Kern County Planning Commission Could Face Cannabis Debate Thursday

Ron Strider

Well-Known Member
The Kern County Planning Commission is scheduled to meet on Thursday and the agenda could include one of the toughest debates facing county leaders this year.

Cannabis - Marijuana - Pot

Should the county ban or regulate the cultivation, processing and distribution of the stuff in unincorporated areas?

Planning commissioners will have a massive, detailed environmental report in front of them — complete with comments from the public and modifications to the document on which to base their decision.

Using that information they'll have to pick one of two options to recommend to the Kern County Board of Supervisors for final approval.

The first option — a ban - is easy to understand.

State voters approved Proposition 64 last year making adult-use marijuana legal in California.

But the law allows all cities and counties to choose for themselves whether it should be allowed in their jurisdiction.

THE CHALLENGE

Kern County has been trying to control the impact of medical marijuana and the people who sell it for years — with mixed success.

Take this case for instance.

On Tuesday the Board of Supervisors will hear a code enforcement case against a group of people who converted a couple of retail sections of a Mojave shopping mall into a massive indoor marijuana field.

When they were cited by county code enforcement officers, they had more than 1,100 plants growing.

The county only allows 12 on a parcel of land.

County officials are proposing more than $28,000 a day in fines.

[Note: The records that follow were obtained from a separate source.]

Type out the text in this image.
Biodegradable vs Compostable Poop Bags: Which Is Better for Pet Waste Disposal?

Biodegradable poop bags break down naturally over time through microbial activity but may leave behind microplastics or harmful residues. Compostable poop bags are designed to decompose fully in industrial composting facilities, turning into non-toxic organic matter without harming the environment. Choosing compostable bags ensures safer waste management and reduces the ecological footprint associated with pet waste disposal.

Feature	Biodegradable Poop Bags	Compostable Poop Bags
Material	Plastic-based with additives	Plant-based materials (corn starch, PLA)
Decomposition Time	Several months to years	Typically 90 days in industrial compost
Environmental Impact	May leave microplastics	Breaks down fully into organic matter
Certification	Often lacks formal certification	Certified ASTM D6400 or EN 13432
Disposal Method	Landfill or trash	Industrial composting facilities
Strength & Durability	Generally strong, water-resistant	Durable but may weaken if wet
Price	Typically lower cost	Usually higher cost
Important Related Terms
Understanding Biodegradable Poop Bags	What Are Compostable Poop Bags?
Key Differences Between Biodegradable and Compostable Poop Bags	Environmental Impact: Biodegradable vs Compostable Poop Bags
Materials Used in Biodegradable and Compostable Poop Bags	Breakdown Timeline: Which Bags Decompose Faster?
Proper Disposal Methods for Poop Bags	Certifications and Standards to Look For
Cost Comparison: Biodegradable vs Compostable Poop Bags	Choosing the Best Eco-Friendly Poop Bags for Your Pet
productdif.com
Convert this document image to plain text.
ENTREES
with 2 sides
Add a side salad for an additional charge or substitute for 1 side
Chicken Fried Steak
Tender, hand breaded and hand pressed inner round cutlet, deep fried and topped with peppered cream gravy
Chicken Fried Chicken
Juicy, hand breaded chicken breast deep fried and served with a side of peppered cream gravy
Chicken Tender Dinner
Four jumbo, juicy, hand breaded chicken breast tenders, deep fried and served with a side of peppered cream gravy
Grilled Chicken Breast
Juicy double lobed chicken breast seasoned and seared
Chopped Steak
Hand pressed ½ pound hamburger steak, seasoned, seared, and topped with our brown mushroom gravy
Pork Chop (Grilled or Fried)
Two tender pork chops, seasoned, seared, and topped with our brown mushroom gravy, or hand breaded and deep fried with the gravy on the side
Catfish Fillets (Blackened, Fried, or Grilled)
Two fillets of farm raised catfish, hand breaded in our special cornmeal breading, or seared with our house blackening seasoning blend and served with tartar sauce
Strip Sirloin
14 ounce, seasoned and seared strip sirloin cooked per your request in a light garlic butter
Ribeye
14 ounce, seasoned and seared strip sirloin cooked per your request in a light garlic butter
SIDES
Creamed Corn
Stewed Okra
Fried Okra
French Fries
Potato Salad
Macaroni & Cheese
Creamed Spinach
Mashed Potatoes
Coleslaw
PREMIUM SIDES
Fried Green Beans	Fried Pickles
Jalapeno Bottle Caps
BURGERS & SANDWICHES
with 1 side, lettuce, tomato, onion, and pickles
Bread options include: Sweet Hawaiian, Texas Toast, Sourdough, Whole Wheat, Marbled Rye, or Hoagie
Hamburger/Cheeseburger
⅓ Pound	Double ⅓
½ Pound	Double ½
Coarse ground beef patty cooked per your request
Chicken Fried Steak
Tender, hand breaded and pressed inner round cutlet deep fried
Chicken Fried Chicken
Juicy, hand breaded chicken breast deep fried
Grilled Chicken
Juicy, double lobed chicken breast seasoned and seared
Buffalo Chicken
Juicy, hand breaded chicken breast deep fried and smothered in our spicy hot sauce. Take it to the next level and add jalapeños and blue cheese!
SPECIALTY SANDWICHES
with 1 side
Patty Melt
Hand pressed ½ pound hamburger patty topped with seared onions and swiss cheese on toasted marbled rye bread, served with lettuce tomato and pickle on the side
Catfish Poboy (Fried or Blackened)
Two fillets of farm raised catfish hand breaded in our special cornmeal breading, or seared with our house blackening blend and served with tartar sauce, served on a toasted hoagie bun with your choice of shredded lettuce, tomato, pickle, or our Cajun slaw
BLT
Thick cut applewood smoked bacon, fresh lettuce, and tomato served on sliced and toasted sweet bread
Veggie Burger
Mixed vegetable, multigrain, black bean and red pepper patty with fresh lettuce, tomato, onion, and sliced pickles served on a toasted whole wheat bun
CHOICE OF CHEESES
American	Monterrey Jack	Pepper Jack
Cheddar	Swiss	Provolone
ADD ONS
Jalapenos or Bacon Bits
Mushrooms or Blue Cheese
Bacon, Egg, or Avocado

And violations of county ordinances carry misdemeanor penalties.

But County Counsel Mark Nations said the perpetrators can make $3 million off those plants and are more than happy to brush off the misdemeanor conviction.

Right now the county has trouble getting rid of those growers or the host of medical marijuana dispensaries that pop up, sell their product until they're busted and then move into another space down the road to sell again.

"That's what we're facing. You don't have much of a cudgel to wield," Nations said.

A BAN

A ban would make both adult-use and medical marijuana businesses illegal under county zoning laws.

Existing cannabis shops would have to close — though they'd be given time to phase out their operations.

Once the full ban would go live, the owners of cannabis businesses that flout the law — both new and old - would be subject to misdemeanor criminal charges, administrative fines and penalties.

The county would, the environmental document anticipates, create a Cannabis Activity Enforcement Task Force to provide proactive enforcement of the county ban.

The price tag for that, an August briefing document from the Kern County Planning and Natural Resources Department notes, could range between $1.2 and $2.7 million a year.

And Nations said it's not sure how effective the county could make the ban.

"I do think there's more teeth in the proposed ordinance," he said. "But the fact remains that (a violation would be) a misdemeanor. Unless the state is true to its word that it is going to step in and close illegal shops, then we're still going to be fighting this battle."

REGULATION

The other option is to regulate commercial cannabis operations, place tough restrictions on their numbers, locations and how they conduct business and then fund enforcement through the tax revenue they generate.

Doing that could generate around $1.5 million in additional revenue to the county, a good portion of which would be funneled into county programs to protect children from cannabis and help people struggling with addiction overcome their problems.

But regulating cannabis would be a lot of work.

The environmental report documents a complicated, exhaustive system of laws — based on the findings of the environmental investigation — that would lay out every aspect of commercial cannabis operations in unincorporated Kern County.

There could be 2 million square feet of indoor marijuana cultivation and 150 acres of outdoor pot agriculture.

The maximum number of medical marijuana dispensaries allowed in the county would be 32.

Only two of those shops could be located in each of 16 geographical subdivisions of the county.

That would allow a maximum of eight shops in unincorporated Bakersfield.

All cannabis businesses would be confined to certain zone districts and could only be established at a distance of at least a half-mile away from schools, day care centers and other sensitive locations.

And they would all have to go through a planning approval process with many being required to go to the Kern County Planning Commission or the Kern County Board of Supervisors for final approval.

And there are more rules now.

CHANGES TO THE PROPOSAL

After the environmental impact report was released earlier this year, the public was encouraged to look over the document and give feedback.

Those responses included a wide range of input - from handwritten cannabis flow charts and timelines to formal letters in opposition to legalization and appeals from existing pot shops and their representatives to regulate and include them in the new cannabis business world in Kern.

Those comments generated even more rules as county planners weighed the wisdom of comments.

Here are a few of those new rules.

All cannabis businesses would have to install equipment to prevent the smell of pot from drifting out of their building.

Cannabis-testing facilities — critical to making sure the product is safe for the humans who will use it — would need to maintain digital record systems to which the County of Kern would have access.

All businesses would need to be gated securely and lighted well 24 hours a day for safety reasons.

And the list keeps going.

On Thursday, if the issue does land on the Planning Commission agenda as planned, commissioners would have to weigh tough regulations against an outright ban and come up with a decision.